Kegiatan tersebut dihadiri perwakilan Pemerintah Kota Kediri, unsur Forkopimda, Polres, Kodim, Kejaksaan, Ketua PSSI Kota Kediri, KONI, LSM, komunitas sepak bola, serta tamu undangan lainnya. Forum ini tidak hanya menjadi ajang silaturahmi, tetapi juga ruang koordinasi untuk mendorong kemajuan olahraga daerah.
Ketua Askot PSSI Kota Kediri, Tomi Ari Wibowo, SH, menjelaskan bahwa kegiatan ini sejalan dengan upaya percepatan pembangunan dan pembinaan olahraga sebagaimana tertuang dalam Instruksi Presiden Nomor 3 Tahun 2019. Ia menegaskan bahwa kemajuan olahraga membutuhkan keterlibatan seluruh elemen masyarakat.
“Kami mengajak semua pihak untuk bersama-sama berpartisipasi demi kemajuan sepak bola di Kota Kediri,” ujarnya.
Menurutnya, ke depan akan dikembangkan berbagai agenda lanjutan, termasuk turnamen dan kompetisi seperti Kapolres Cup, guna meningkatkan kualitas dan jam terbang atlet. Ia juga menekankan pentingnya peran pelatih yang selama ini konsisten membina pemain di lapangan.

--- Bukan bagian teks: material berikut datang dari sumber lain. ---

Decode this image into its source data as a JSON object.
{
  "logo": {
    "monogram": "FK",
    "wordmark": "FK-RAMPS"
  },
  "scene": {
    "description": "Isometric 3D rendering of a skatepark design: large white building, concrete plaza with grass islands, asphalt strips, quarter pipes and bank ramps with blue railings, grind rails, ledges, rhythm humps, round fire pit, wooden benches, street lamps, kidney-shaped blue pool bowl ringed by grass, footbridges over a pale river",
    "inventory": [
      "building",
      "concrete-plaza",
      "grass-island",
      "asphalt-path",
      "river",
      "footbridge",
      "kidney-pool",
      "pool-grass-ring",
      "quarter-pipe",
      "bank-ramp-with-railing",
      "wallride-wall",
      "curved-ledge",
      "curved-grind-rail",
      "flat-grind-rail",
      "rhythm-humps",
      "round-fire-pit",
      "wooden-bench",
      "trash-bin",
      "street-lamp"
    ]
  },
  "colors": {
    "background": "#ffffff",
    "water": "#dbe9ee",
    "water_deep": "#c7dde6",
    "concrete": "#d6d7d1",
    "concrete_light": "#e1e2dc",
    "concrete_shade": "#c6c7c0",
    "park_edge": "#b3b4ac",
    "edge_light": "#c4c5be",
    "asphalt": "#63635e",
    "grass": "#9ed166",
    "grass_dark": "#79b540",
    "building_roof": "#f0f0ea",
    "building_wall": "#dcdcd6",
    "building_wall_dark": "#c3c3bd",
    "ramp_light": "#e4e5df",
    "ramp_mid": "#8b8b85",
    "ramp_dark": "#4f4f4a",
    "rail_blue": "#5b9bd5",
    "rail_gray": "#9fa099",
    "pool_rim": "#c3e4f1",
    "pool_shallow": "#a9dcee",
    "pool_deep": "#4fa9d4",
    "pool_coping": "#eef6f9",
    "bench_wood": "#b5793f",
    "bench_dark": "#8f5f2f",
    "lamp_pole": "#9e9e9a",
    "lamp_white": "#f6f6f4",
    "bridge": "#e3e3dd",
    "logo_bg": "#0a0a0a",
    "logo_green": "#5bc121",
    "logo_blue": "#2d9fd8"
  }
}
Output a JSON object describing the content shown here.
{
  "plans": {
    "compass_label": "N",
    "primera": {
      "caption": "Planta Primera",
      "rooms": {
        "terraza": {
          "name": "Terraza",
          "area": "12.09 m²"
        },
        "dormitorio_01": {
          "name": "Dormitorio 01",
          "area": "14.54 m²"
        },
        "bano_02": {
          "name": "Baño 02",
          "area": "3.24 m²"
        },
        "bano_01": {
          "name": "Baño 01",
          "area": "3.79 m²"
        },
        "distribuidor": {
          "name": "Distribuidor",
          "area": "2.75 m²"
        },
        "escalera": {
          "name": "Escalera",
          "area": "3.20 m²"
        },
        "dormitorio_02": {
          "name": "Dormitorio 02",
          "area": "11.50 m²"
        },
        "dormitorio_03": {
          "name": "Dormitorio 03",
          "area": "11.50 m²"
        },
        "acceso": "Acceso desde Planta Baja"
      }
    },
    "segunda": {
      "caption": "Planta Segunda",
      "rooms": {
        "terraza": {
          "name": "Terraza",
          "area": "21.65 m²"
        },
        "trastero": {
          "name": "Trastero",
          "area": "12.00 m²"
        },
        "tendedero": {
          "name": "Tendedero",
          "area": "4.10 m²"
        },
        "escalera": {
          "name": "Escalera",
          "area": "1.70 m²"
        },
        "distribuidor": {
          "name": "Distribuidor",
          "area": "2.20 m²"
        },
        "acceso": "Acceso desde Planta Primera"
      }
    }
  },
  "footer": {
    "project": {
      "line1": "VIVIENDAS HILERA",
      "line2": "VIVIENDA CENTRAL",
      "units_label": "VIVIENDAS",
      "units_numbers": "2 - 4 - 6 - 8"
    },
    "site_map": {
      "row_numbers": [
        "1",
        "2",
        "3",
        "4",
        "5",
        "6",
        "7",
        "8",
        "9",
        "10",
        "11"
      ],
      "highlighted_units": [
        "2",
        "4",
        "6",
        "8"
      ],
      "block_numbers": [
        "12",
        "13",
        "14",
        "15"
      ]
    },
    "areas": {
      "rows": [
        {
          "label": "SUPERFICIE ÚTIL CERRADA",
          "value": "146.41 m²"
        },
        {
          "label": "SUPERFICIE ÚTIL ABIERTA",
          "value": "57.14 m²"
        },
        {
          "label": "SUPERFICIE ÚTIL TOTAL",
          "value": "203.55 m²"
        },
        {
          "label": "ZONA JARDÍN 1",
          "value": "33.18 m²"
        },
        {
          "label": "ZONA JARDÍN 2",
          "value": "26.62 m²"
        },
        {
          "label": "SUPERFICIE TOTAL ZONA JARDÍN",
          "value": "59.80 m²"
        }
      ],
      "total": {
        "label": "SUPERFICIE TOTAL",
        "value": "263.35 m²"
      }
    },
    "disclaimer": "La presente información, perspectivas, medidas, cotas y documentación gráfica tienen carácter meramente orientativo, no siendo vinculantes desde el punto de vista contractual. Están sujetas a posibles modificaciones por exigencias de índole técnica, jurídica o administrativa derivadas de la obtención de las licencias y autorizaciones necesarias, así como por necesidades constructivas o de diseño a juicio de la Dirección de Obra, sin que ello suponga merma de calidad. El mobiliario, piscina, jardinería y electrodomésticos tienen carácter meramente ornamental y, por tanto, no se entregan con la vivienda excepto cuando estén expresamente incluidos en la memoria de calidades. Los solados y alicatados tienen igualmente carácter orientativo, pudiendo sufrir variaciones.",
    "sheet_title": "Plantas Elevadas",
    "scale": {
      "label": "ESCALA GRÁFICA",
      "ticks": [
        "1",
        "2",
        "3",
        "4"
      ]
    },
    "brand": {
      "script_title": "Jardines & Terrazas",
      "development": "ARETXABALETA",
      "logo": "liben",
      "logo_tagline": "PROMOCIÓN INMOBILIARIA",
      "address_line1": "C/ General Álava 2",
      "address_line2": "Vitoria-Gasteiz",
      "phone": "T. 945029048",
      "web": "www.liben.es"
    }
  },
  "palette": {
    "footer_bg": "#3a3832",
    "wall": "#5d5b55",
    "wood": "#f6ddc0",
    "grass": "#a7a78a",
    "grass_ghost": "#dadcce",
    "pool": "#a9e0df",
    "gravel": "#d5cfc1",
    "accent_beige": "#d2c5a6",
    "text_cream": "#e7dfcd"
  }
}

Dalam pembinaan jangka panjang, Askot PSSI Kediri telah menjalankan program football class yang difokuskan pada peningkatan kualitas pemain, pelatih, serta sistem pembinaan. Selain itu, berbagai kompetisi rutin seperti Kapolresta Cup, Kajari Cup untuk usia muda, hingga Wali Kota Cup menjadi sarana penting bagi pengembangan atlet.

Ketua Umum KONI Kota Kediri, Eko Agus Koko, menambahkan bahwa olahraga tidak hanya berorientasi pada prestasi, tetapi juga sebagai sarana pembentukan karakter, sportivitas, dan kebersamaan.
“Kolaborasi yang kuat antara pemerintah, aparat, dan masyarakat menjadi kunci untuk mendorong prestasi olahraga yang lebih baik,” katanya.
Meski demikian, ia mengakui masih terdapat tantangan dalam pembinaan atlet, terutama terkait keberlanjutan dukungan dan apresiasi. Hal ini menjadi perhatian bersama agar potensi atlet dapat berkembang secara optimal.
Sementara itu, perwakilan Wali Kota Kediri, Hari Purnomo, menyampaikan apresiasi terhadap upaya pembinaan olahraga yang telah berjalan. Ia juga menyampaikan permohonan maaf karena pimpinan daerah belum dapat hadir secara langsung.
Pemerintah Kota Kediri berharap momentum ini dapat memperkuat sinergi antar pihak sehingga pembinaan atlet dapat berjalan lebih maksimal dan mampu menghasilkan prestasi di tingkat regional maupun nasional.
Dalam pengembangan ke depan, Askot PSSI Kediri juga membuka peluang kerja sama dengan pihak swasta melalui program CSR, serta mendorong kolaborasi dengan klub profesional seperti Persik Kediri, termasuk rencana pembentukan tim satelit.
Melalui kegiatan ini, seluruh elemen sepak bola di Kota Kediri diharapkan dapat bersatu dan berkolaborasi untuk membangun ekosistem olahraga yang lebih kuat, berkelanjutan, dan berprestasi.
Sebagai pesan, generasi muda diimbau untuk memanfaatkan waktu dengan kegiatan positif, meningkatkan disiplin latihan, serta menjauhi aktivitas yang tidak bermanfaat demi masa depan yang lebih baik.